E de outras coisas também, do que for na minha cabeça de "filósofo popular", como diria Braulio Tavares. Sobre o impacto das redes sociais na nossa personalidade expandida, sobre a massificação da cultura até um ponto em que penso que cultura não existe mais. Não tenho nenhuma expectativa que me leiam, quero escrever e sinceramente deixar registrado nessa gigantesca internet ainda democrática o que penso, embora isso não interesse a ninguém que não eu mesmo.

O que é ficção científica?

Acabei de comprar um Kindle da Amazon e o primeiro livro que adquiri e li foi o Blood Meridian, de Cormac McCarthy, livro sobre o qual não vou falar agora. É o segundo livro que li desse autor, o primeiro tendo sido A Estrada (The Road), sobre o qual quero falar um pouco. Comprei A Estrada meio desconfiado porque não conhecia o autor e porque sabia que já tinham feito um filme baseado no mesmo. Pensei - deve ser a típica excrescência literária americana moderna, o livro escrito para ser um filme de sucesso. Nada. O livro é soberbo. A Estrada é tão bem escrito e intenso que ainda não consegui fazer a releitura, um trabalho de artista maduro, com um domínio espantoso da técnica, criando um sonho ficcional quase tátil.

Quis imediatamente saber mais sobre o autor e descobri que é considerado um dos maiores autores vivos norte-americanos, já quase um clássico. Harold Bloom, o Stephen Jay Gould da crítica literária, considera McCarthy um verdadeiro artista. Que é isso! Fiquei entusiasmado, a crítica literária mainstream americana louvando os méritos literários de um escritor de ficção científica! Harold Bloom, o Harold Bloom, animado com o cara, já o achando um gênio...Aí encontrei um texto esclarecedor.

Assim como Steve Jobs, parece que os críticos literários, ou alguns, criam ao redor das obras que apreciam um campo de realidade distorcida. Porque apesar de eu ter lido A Estrada com meus próprios e cansados olhos de SF aficionado e ter reconhecido nesse livro uma ficção científica inequívoca e de primeira qualidade, os profissionais da crítica literária fizeram questão de deixar bem claro que A Estrada ficção científica não é. É uma fábula pura, senhores. É, como disse um mais idiota, "um épico lírico de horror", o que quer que isso signifique.

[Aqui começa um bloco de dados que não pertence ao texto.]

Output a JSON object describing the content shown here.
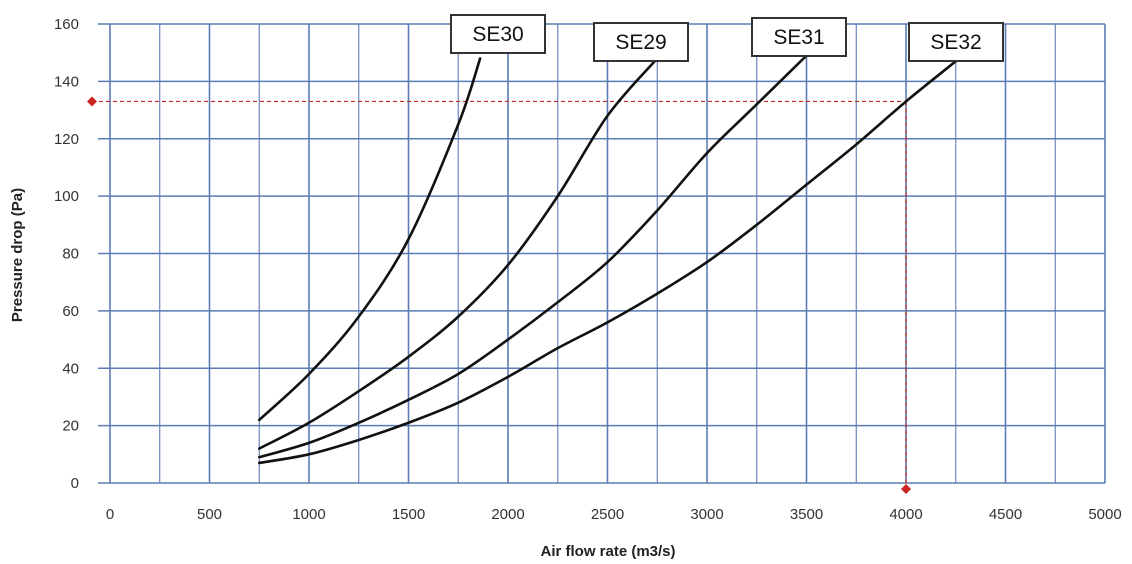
{
  "chart_data": {
    "type": "line",
    "title": "",
    "xlabel": "Air flow rate (m3/s)",
    "ylabel": "Pressure drop (Pa)",
    "xlim": [
      0,
      5000
    ],
    "ylim": [
      0,
      160
    ],
    "xticks": [
      0,
      500,
      1000,
      1500,
      2000,
      2500,
      3000,
      3500,
      4000,
      4500,
      5000
    ],
    "yticks": [
      0,
      20,
      40,
      60,
      80,
      100,
      120,
      140,
      160
    ],
    "grid": true,
    "legend": "callout labels at the top end of each curve",
    "series": [
      {
        "name": "SE30",
        "x": [
          750,
          1000,
          1250,
          1500,
          1750,
          1860
        ],
        "y": [
          22,
          38,
          58,
          85,
          125,
          148
        ]
      },
      {
        "name": "SE29",
        "x": [
          750,
          1000,
          1250,
          1500,
          1750,
          2000,
          2250,
          2500,
          2750
        ],
        "y": [
          12,
          21,
          32,
          44,
          58,
          76,
          100,
          128,
          148
        ]
      },
      {
        "name": "SE31",
        "x": [
          750,
          1000,
          1250,
          1500,
          1750,
          2000,
          2250,
          2500,
          2750,
          3000,
          3250,
          3500
        ],
        "y": [
          9,
          14,
          21,
          29,
          38,
          50,
          63,
          77,
          95,
          115,
          132,
          149
        ]
      },
      {
        "name": "SE32",
        "x": [
          750,
          1000,
          1250,
          1500,
          1750,
          2000,
          2250,
          2500,
          2750,
          3000,
          3250,
          3500,
          3750,
          4000,
          4250
        ],
        "y": [
          7,
          10,
          15,
          21,
          28,
          37,
          47,
          56,
          66,
          77,
          90,
          104,
          118,
          133,
          147
        ]
      }
    ],
    "reference": {
      "x": 4000,
      "y": 133,
      "color": "#cc2222"
    },
    "colors": {
      "grid": "#5b7bb5",
      "line": "#111111",
      "reference": "#cc2222"
    }
  }
}
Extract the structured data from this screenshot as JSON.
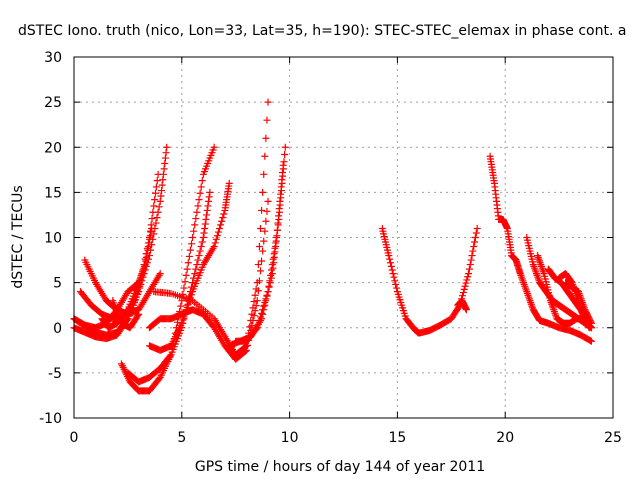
{
  "chart_data": {
    "type": "scatter",
    "title": "dSTEC Iono. truth (nico, Lon=33, Lat=35, h=190): STEC-STEC_elemax in phase cont. a",
    "xlabel": "GPS time / hours of day 144 of year 2011",
    "ylabel": "dSTEC  / TECUs",
    "xlim": [
      0,
      25
    ],
    "ylim": [
      -10,
      30
    ],
    "x_ticks": [
      0,
      5,
      10,
      15,
      20,
      25
    ],
    "y_ticks": [
      -10,
      -5,
      0,
      5,
      10,
      15,
      20,
      25,
      30
    ],
    "x_tick_labels": [
      "0",
      "5",
      "10",
      "15",
      "20",
      "25"
    ],
    "y_tick_labels": [
      "-10",
      "-5",
      "0",
      "5",
      "10",
      "15",
      "20",
      "25",
      "30"
    ],
    "grid": true,
    "marker": "+",
    "color": "#ff0000",
    "series": [
      {
        "x": [
          0.0,
          0.5,
          1.0,
          1.5,
          2.0,
          2.5,
          3.0,
          3.5,
          4.0,
          4.3
        ],
        "y": [
          0.0,
          -0.5,
          -1.0,
          -1.2,
          -0.8,
          1.0,
          4.0,
          8.0,
          14.0,
          20.0
        ]
      },
      {
        "x": [
          0.0,
          0.5,
          1.0,
          1.5,
          2.0,
          2.5,
          3.0,
          3.5,
          3.9
        ],
        "y": [
          1.0,
          0.2,
          -0.5,
          -0.8,
          -0.5,
          1.0,
          4.0,
          10.0,
          17.0
        ]
      },
      {
        "x": [
          0.3,
          0.8,
          1.3,
          1.8,
          2.3,
          2.8,
          3.3,
          3.6
        ],
        "y": [
          4.0,
          2.5,
          1.5,
          1.0,
          1.2,
          3.0,
          7.0,
          11.0
        ]
      },
      {
        "x": [
          0.5,
          1.0,
          1.5,
          2.0,
          2.5,
          3.0,
          3.5,
          4.0
        ],
        "y": [
          7.5,
          5.0,
          3.0,
          2.0,
          1.5,
          2.0,
          4.0,
          6.0
        ]
      },
      {
        "x": [
          0.0,
          0.5,
          1.0,
          1.5,
          2.0,
          2.5,
          3.0
        ],
        "y": [
          1.0,
          0.3,
          0.0,
          0.5,
          2.0,
          4.0,
          5.0
        ]
      },
      {
        "x": [
          1.3,
          1.6,
          2.0,
          2.5,
          3.0,
          3.3
        ],
        "y": [
          1.0,
          0.0,
          0.5,
          2.0,
          5.0,
          7.0
        ]
      },
      {
        "x": [
          1.8,
          2.2,
          2.6,
          3.0
        ],
        "y": [
          3.0,
          0.5,
          0.0,
          1.5
        ]
      },
      {
        "x": [
          2.2,
          2.6,
          3.0,
          3.5,
          4.0,
          4.5,
          5.0,
          5.5,
          6.0,
          6.5
        ],
        "y": [
          -4.0,
          -6.0,
          -7.0,
          -7.0,
          -5.5,
          -3.0,
          3.0,
          10.0,
          17.0,
          20.0
        ]
      },
      {
        "x": [
          2.5,
          3.0,
          3.5,
          4.0,
          4.5,
          5.0,
          5.5,
          6.0,
          6.3
        ],
        "y": [
          -5.0,
          -6.0,
          -5.5,
          -4.5,
          -3.0,
          0.0,
          5.0,
          10.0,
          15.0
        ]
      },
      {
        "x": [
          3.5,
          4.0,
          4.5,
          5.0,
          5.5,
          6.0,
          6.5,
          7.0,
          7.2
        ],
        "y": [
          -2.0,
          -2.5,
          -2.0,
          0.5,
          4.0,
          7.0,
          9.0,
          13.0,
          16.0
        ]
      },
      {
        "x": [
          3.5,
          4.0,
          4.5,
          5.0,
          5.5,
          6.0,
          6.5,
          7.0,
          7.5,
          8.0,
          8.5,
          9.0
        ],
        "y": [
          0.0,
          1.0,
          1.0,
          1.5,
          2.0,
          1.5,
          0.0,
          -2.0,
          -3.5,
          -2.5,
          3.0,
          14.0
        ]
      },
      {
        "x": [
          3.7,
          4.5,
          5.5,
          6.5,
          7.0,
          7.5,
          8.0,
          8.5,
          9.0
        ],
        "y": [
          4.0,
          3.8,
          3.0,
          1.0,
          -1.0,
          -3.0,
          -2.0,
          5.0,
          25.0
        ]
      },
      {
        "x": [
          7.2,
          7.7,
          8.2,
          8.7,
          9.2,
          9.5,
          9.8
        ],
        "y": [
          -2.0,
          -1.5,
          -1.0,
          1.0,
          6.0,
          12.0,
          20.0
        ]
      },
      {
        "x": [
          7.5,
          8.0,
          8.5,
          9.0,
          9.4,
          9.7
        ],
        "y": [
          -1.5,
          -1.5,
          0.0,
          4.0,
          10.0,
          18.0
        ]
      },
      {
        "x": [
          14.3,
          14.6,
          15.0,
          15.4,
          15.8,
          16.0,
          16.5,
          17.0,
          17.5,
          17.9,
          18.3,
          18.7
        ],
        "y": [
          11.0,
          8.0,
          4.0,
          1.0,
          -0.2,
          -0.6,
          -0.3,
          0.3,
          1.0,
          2.5,
          6.0,
          11.0
        ]
      },
      {
        "x": [
          17.8,
          18.0,
          18.2
        ],
        "y": [
          2.5,
          3.0,
          2.0
        ]
      },
      {
        "x": [
          19.3,
          19.5,
          19.7,
          19.9,
          20.1,
          20.3,
          20.5,
          20.7,
          21.0,
          21.3,
          21.6,
          22.0,
          22.5,
          23.0,
          23.5,
          24.0
        ],
        "y": [
          19.0,
          16.0,
          12.0,
          12.0,
          11.0,
          8.0,
          7.5,
          6.0,
          4.0,
          2.0,
          0.8,
          0.5,
          0.0,
          -0.3,
          -0.8,
          -1.5
        ]
      },
      {
        "x": [
          21.0,
          21.3,
          21.6,
          21.9,
          22.2,
          22.5,
          22.8,
          23.1,
          23.4,
          23.7,
          24.0
        ],
        "y": [
          10.0,
          7.0,
          5.0,
          4.0,
          3.0,
          2.5,
          2.0,
          1.5,
          1.0,
          0.5,
          0.0
        ]
      },
      {
        "x": [
          21.5,
          21.8,
          22.1,
          22.4,
          22.7,
          23.0,
          23.3,
          23.6,
          23.9
        ],
        "y": [
          8.0,
          6.0,
          3.0,
          1.0,
          0.5,
          0.5,
          1.0,
          1.0,
          0.5
        ]
      },
      {
        "x": [
          22.0,
          22.3,
          22.6,
          22.9,
          23.2,
          23.5,
          23.8,
          24.0
        ],
        "y": [
          6.5,
          5.5,
          5.0,
          4.0,
          3.0,
          2.0,
          0.5,
          0.0
        ]
      },
      {
        "x": [
          22.5,
          22.8,
          23.1,
          23.4,
          23.7,
          23.9
        ],
        "y": [
          5.5,
          6.0,
          5.0,
          3.0,
          1.0,
          0.0
        ]
      },
      {
        "x": [
          22.8,
          23.1,
          23.4,
          23.7,
          24.0
        ],
        "y": [
          5.0,
          4.5,
          4.0,
          2.0,
          0.5
        ]
      }
    ]
  }
}
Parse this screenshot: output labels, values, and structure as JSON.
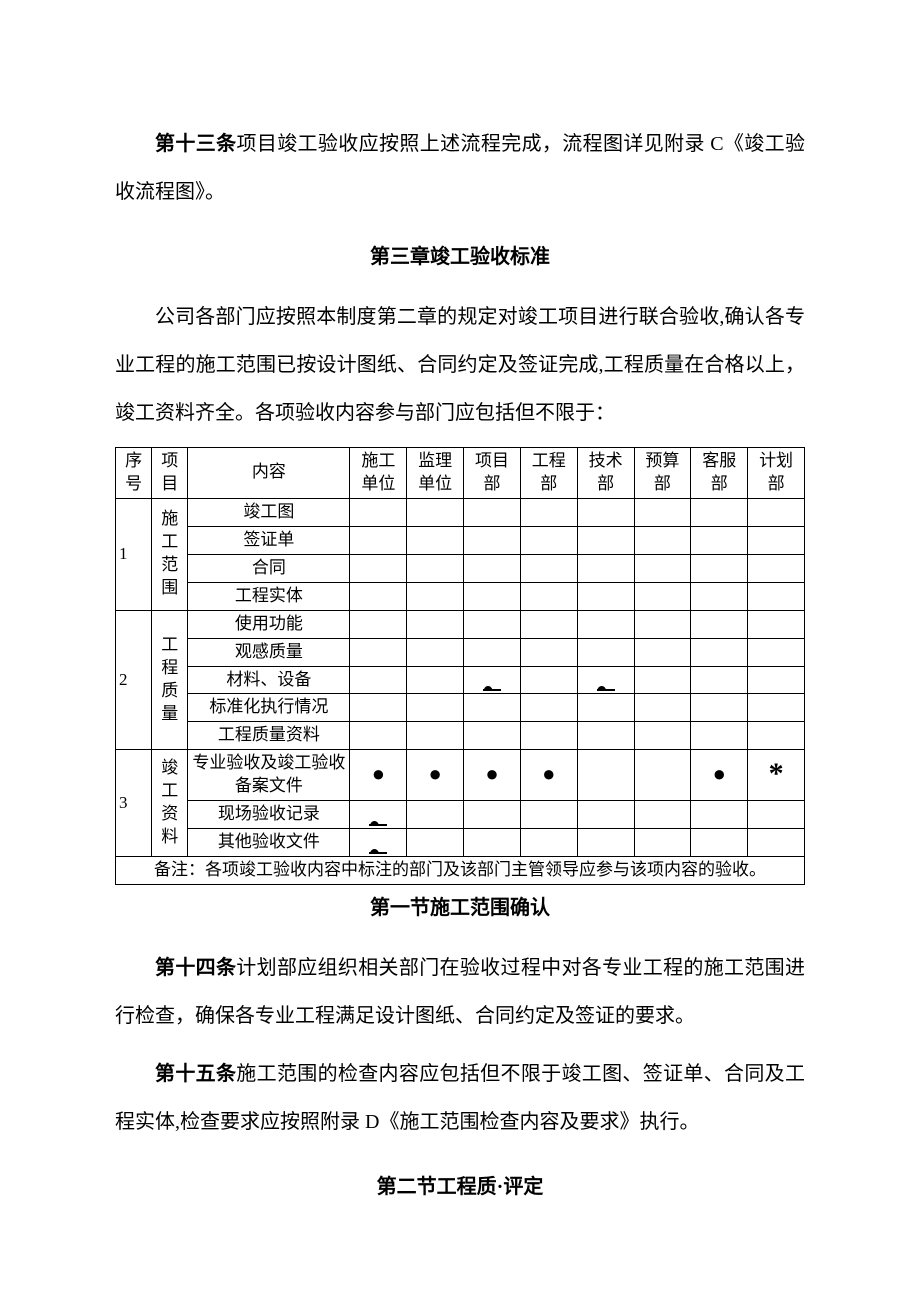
{
  "article13": {
    "label": "第十三条",
    "text": "项目竣工验收应按照上述流程完成，流程图详见附录 C《竣工验收流程图》。"
  },
  "chapter3_title": "第三章竣工验收标准",
  "intro_para": "公司各部门应按照本制度第二章的规定对竣工项目进行联合验收,确认各专业工程的施工范围已按设计图纸、合同约定及签证完成,工程质量在合格以上，竣工资料齐全。各项验收内容参与部门应包括但不限于：",
  "table": {
    "headers": {
      "seq": "序号",
      "item": "项目",
      "content": "内容",
      "dep1": "施工单位",
      "dep2": "监理单位",
      "dep3": "项目部",
      "dep4": "工程部",
      "dep5": "技术部",
      "dep6": "预算部",
      "dep7": "客服部",
      "dep8": "计划部"
    },
    "groups": [
      {
        "seq": "1",
        "item": "施工范围",
        "rows": [
          {
            "content": "竣工图",
            "marks": [
              "",
              "",
              "",
              "",
              "",
              "",
              "",
              ""
            ]
          },
          {
            "content": "签证单",
            "marks": [
              "",
              "",
              "",
              "",
              "",
              "",
              "",
              ""
            ]
          },
          {
            "content": "合同",
            "marks": [
              "",
              "",
              "",
              "",
              "",
              "",
              "",
              ""
            ]
          },
          {
            "content": "工程实体",
            "marks": [
              "",
              "",
              "",
              "",
              "",
              "",
              "",
              ""
            ]
          }
        ]
      },
      {
        "seq": "2",
        "item": "工程质量",
        "rows": [
          {
            "content": "使用功能",
            "marks": [
              "",
              "",
              "",
              "",
              "",
              "",
              "",
              ""
            ]
          },
          {
            "content": "观感质量",
            "marks": [
              "",
              "",
              "",
              "",
              "",
              "",
              "",
              ""
            ]
          },
          {
            "content": "材料、设备",
            "marks": [
              "",
              "",
              "half",
              "",
              "half",
              "",
              "",
              ""
            ]
          },
          {
            "content": "标准化执行情况",
            "marks": [
              "",
              "",
              "",
              "",
              "",
              "",
              "",
              ""
            ]
          },
          {
            "content": "工程质量资料",
            "marks": [
              "",
              "",
              "",
              "",
              "",
              "",
              "",
              ""
            ]
          }
        ]
      },
      {
        "seq": "3",
        "item": "竣工资料",
        "rows": [
          {
            "content": "专业验收及竣工验收备案文件",
            "marks": [
              "dot",
              "dot",
              "dot",
              "dot",
              "",
              "",
              "dot",
              "star"
            ]
          },
          {
            "content": "现场验收记录",
            "marks": [
              "half",
              "",
              "",
              "",
              "",
              "",
              "",
              ""
            ]
          },
          {
            "content": "其他验收文件",
            "marks": [
              "half",
              "",
              "",
              "",
              "",
              "",
              "",
              ""
            ]
          }
        ]
      }
    ],
    "footnote": "备注：各项竣工验收内容中标注的部门及该部门主管领导应参与该项内容的验收。"
  },
  "section1_title": "第一节施工范围确认",
  "article14": {
    "label": "第十四条",
    "text": "计划部应组织相关部门在验收过程中对各专业工程的施工范围进行检查，确保各专业工程满足设计图纸、合同约定及签证的要求。"
  },
  "article15": {
    "label": "第十五条",
    "text": "施工范围的检查内容应包括但不限于竣工图、签证单、合同及工程实体,检查要求应按照附录 D《施工范围检查内容及要求》执行。"
  },
  "section2_title": "第二节工程质·评定"
}
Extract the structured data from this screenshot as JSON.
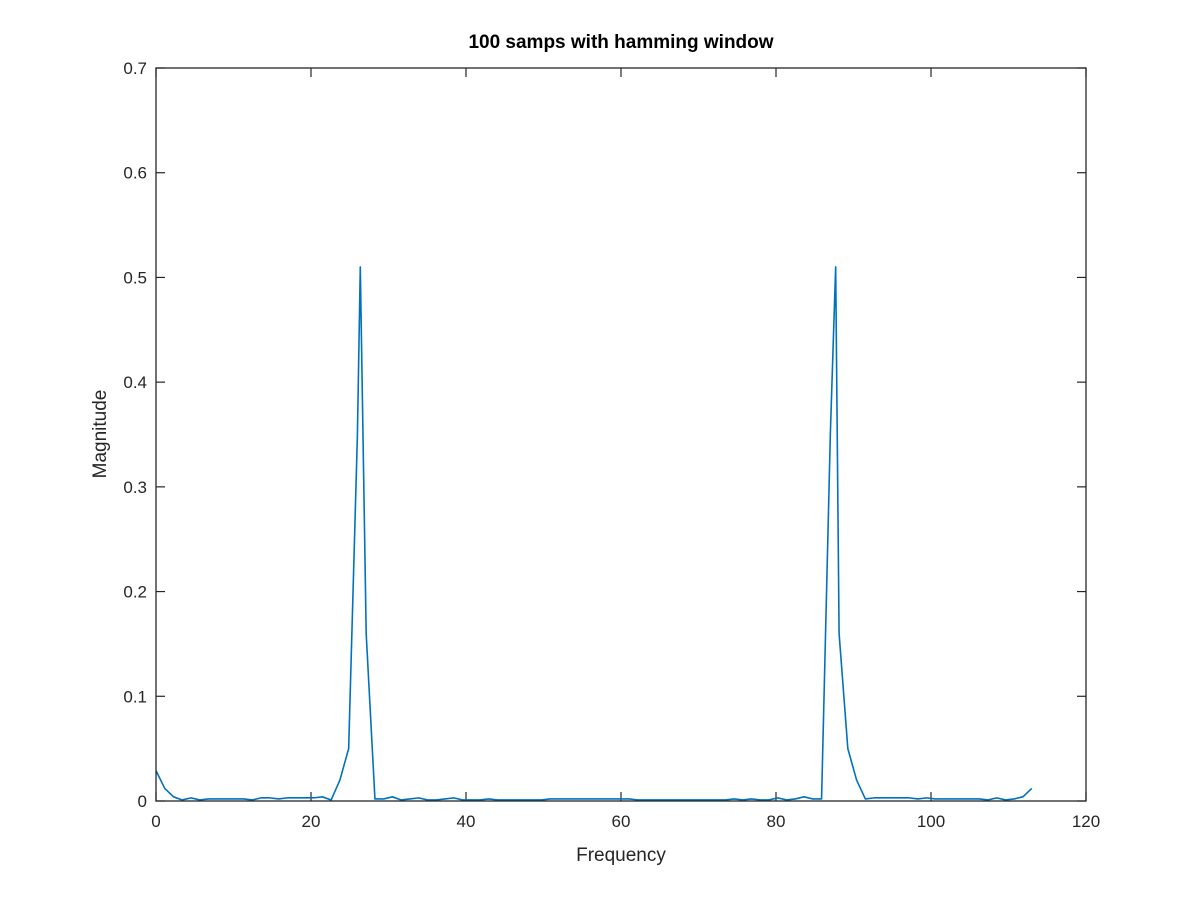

Uma história ambientada em um mundo pós-apocalíptico onde ocorreu algum tipo de catástrofe ambiental, não é ficção científica, somos informados.

O problema, parece-me, é que Cormac McCarthy, antes de The Road, era já um escritor mainstream consagrado, elogiado por Harold Bloom, não escreveria, não poderia escrever ficção científica. "Se ele escreve um livro magistralmente elaborado que qualquer forma pensante de vida classificaria como science fiction, deveríamos nós críticos de estabelecida reputação reavaliarmos nossa impressão sobre o gênero?". Não. A realidade é nada sutilmente distorcida - a ficção científica de McCarthy não é ficção científica, é... é... é "a mais pura fábula, é um épico lírico de horror." Aaaargh.